Фусума неслышно раздвинулись, и в комнату заглянул Тародзаэмон.
— Простите, что помешал, — начал он.
— Будьте добры, заходите.
— Нам пора.
— Знаю.
— Все готово. Вещи в соседней комнате.
— Благодарю вас.
— Вы закончите рисунки, вернувшись с Фунасимы.
— Не беспокойтесь, сегодня я чувствую себя прекрасно. Хочется рисовать.
— Не забывайте о времени. Вам надо еще приготовиться.
Тародзаэмон закрыл было за собой фусума, как Мусаси окликнул его:
— Когда начнется прилив?
— В эту пору отлив с шести до восьми утра, а сейчас вода уже поднимается.
— Спасибо, — рассеянно ответил Мусаси и вновь перевел взгляд на чистый лист.

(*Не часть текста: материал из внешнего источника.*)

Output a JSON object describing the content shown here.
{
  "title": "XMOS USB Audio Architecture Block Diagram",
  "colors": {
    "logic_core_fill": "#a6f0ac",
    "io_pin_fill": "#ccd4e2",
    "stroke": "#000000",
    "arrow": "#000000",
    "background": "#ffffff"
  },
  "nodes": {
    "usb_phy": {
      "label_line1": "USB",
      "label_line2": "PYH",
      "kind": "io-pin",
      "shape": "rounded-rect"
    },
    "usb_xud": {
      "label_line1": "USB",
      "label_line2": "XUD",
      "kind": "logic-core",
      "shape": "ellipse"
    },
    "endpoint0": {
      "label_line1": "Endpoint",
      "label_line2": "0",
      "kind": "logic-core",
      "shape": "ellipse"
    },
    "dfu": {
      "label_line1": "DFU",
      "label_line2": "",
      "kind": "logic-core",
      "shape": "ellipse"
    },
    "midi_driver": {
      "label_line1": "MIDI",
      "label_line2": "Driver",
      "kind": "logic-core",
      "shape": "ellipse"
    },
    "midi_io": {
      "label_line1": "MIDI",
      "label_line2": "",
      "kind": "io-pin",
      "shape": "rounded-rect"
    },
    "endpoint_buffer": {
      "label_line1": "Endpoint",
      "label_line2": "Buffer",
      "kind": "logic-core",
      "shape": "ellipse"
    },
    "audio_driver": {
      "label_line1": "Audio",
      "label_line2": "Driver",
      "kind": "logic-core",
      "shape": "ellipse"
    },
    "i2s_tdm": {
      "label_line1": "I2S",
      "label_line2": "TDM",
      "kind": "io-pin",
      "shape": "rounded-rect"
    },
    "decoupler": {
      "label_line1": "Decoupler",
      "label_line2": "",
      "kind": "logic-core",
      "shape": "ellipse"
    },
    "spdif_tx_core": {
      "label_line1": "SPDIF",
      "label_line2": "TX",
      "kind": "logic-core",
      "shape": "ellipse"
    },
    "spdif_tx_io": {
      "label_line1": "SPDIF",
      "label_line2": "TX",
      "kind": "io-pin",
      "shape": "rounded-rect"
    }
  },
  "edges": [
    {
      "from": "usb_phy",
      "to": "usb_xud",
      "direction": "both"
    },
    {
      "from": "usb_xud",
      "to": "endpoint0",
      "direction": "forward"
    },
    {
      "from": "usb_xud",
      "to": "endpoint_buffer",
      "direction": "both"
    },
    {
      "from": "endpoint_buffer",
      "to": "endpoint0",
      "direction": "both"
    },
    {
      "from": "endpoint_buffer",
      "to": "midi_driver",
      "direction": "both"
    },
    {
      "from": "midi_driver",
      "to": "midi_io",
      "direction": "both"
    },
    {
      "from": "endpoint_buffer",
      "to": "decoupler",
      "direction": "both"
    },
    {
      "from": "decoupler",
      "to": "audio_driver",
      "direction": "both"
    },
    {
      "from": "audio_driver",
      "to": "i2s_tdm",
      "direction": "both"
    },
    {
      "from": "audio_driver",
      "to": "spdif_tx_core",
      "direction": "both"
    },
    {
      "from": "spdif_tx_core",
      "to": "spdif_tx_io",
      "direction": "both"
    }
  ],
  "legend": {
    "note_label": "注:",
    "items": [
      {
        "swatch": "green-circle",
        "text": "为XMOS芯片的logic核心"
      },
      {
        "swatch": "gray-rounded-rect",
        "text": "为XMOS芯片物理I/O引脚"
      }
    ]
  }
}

Тародзаэмон решил терпеливо ждать Мусаси, но не выдержал. Он отправился на веранду и посмотрел на море. Вода наступала на берег, а в проливе обозначилось бурное течение.
— Отец! — позвала Оцуру.
— Да.
— Мусаси пора выходить. Я поставила сандалии у садовой калитки.
— Он еще не готов.
— Рисует? Я думала, что он послушает твоего совета.
— Он знает, который час.
К берегу пристала лодка, и Тародзаэмон услышал, что кто-то назвал его имя. Это был Нуиноскэ, который приплыл узнать, где Мусаси.
— Передайте ему, чтобы он немедленно отправлялся, — взмолился Нуиноскэ. — Кодзиро и господин Хосокава уже отплыли. Мой хозяин сейчас отбывает из Кокуры.
— Попробую.
— Умоляю! Может, я, подобно старухе, устраиваю суету, но мы не хотим, чтобы он опаздывал. Будет очень стыдно.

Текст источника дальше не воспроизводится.